Edge Attention Module for Object Classification
Santanu Roy, Ashvath Suresh, Archit Gupta
TL;DR
This work introduces the Edge Attention Module (EAM), a novel spatial attention mechanism built on a Max-Min pooling operation that isolates edge information to aid object classification. By attaching EAM (and optionally a second EAM, 2EAM) in parallel to pre-trained CNN backbones, the framework emphasizes boundary features and accelerates convergence, achieving state-of-the-art results on Caltech-101/256 and strong gains on CIFAR-100 and Tiny ImageNet-200 versus recent attention and pooling-based models. Extensive experiments, including 5-fold cross-validation and Grad-CAM analysis, validate that EAM directs model focus toward object edges, improving accuracy and robustness across diverse architectures. The authors also outline a flexible design, trade-offs in complexity, and plans to extend edge-focused modules to Vision Transformers (ViT) for broader impact.
Abstract
A novel ``edge attention-based Convolutional Neural Network (CNN)'' is proposed in this research for object classification task. With the advent of advanced computing technology, CNN models have achieved to remarkable success, particularly in computer vision applications. Nevertheless, the efficacy of the conventional CNN is often hindered due to class imbalance and inter-class similarity problems, which are particularly prominent in the computer vision field. In this research, we introduce for the first time an ``Edge Attention Module (EAM)'' consisting of a Max-Min pooling layer, followed by convolutional layers. This Max-Min pooling is entirely a novel pooling technique, specifically designed to capture only the edge information that is crucial for any object classification task.
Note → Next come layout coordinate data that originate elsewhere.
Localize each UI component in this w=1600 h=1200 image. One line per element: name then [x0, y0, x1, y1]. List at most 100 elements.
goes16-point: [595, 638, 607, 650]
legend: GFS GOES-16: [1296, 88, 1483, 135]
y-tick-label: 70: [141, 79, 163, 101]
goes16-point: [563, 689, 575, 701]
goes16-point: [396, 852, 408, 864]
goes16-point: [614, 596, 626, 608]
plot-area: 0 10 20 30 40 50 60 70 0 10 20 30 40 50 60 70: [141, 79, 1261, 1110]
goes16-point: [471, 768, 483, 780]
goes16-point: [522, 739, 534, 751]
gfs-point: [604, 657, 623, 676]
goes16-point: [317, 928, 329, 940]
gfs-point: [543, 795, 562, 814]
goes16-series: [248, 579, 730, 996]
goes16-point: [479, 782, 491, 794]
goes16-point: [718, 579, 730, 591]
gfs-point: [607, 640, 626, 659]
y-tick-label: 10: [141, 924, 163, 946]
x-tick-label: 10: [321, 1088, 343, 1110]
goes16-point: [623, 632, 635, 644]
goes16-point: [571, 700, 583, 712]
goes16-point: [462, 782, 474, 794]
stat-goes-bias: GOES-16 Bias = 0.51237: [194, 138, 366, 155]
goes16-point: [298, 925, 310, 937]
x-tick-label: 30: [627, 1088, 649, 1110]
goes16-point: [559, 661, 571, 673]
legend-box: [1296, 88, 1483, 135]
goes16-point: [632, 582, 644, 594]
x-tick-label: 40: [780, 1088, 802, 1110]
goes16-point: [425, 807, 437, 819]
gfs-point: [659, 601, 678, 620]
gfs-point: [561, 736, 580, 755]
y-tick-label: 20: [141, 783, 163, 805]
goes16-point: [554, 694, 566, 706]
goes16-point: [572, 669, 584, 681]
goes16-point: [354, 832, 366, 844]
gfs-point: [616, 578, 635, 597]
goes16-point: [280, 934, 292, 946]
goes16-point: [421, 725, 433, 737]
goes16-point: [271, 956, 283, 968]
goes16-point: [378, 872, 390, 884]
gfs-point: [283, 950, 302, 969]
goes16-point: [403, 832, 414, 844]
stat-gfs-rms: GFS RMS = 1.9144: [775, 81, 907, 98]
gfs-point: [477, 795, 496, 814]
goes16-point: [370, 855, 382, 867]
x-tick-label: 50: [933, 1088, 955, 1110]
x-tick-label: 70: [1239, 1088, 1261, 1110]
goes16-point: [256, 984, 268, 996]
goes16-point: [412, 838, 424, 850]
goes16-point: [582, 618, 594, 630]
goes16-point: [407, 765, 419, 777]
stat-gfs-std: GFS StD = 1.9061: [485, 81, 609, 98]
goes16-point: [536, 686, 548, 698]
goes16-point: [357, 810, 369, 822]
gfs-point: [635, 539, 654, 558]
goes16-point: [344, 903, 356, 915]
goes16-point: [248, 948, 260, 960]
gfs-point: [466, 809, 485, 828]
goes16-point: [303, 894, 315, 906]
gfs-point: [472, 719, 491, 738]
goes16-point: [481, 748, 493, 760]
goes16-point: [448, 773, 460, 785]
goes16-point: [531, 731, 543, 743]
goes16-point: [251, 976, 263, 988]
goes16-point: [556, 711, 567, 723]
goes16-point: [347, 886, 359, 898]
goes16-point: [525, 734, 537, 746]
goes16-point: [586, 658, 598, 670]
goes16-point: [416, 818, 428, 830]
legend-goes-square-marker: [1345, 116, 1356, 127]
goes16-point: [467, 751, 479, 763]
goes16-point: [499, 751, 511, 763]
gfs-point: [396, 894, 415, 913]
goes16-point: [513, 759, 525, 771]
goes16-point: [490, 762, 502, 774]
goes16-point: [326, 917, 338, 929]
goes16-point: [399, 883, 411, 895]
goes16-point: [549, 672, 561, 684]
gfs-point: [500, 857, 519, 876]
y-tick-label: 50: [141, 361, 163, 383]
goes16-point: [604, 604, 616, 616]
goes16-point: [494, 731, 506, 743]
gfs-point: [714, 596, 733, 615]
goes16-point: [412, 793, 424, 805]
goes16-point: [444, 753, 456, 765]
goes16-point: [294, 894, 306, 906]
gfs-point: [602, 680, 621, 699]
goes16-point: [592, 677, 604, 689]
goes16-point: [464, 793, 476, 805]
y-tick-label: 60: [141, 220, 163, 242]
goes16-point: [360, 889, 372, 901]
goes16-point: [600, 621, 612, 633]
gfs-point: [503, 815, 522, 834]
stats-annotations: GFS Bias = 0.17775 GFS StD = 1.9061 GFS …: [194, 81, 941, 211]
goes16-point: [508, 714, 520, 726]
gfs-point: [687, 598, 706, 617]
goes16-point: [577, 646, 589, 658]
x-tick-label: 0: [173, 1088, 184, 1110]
Therefore, by integrating this novel pooling technique into the attention module, the CNN network inherently prioritizes on essential edge features, thereby boosting the accuracy and F1-score of the model significantly. We have implemented our proposed EAM or 2EAMs on several standard pre-trained CNN models for Caltech-101, Caltech-256, CIFAR-100 and Tiny ImageNet-200 datasets. The extensive experiments reveal that our proposed framework (that is, EAM with CNN and 2EAMs with CNN), outperforms all pre-trained CNN models as well as recent trend models ``Pooling-based Vision Transformer (PiT)'', ``Convolutional Block Attention Module (CBAM)'', and ConvNext, by substantial margins. We have achieved the accuracy of 95.5% and 86% by the proposed framework on Caltech-101 and Caltech-256 datasets, respectively. So far, this is the best results on these datasets, to the best of our knowledge.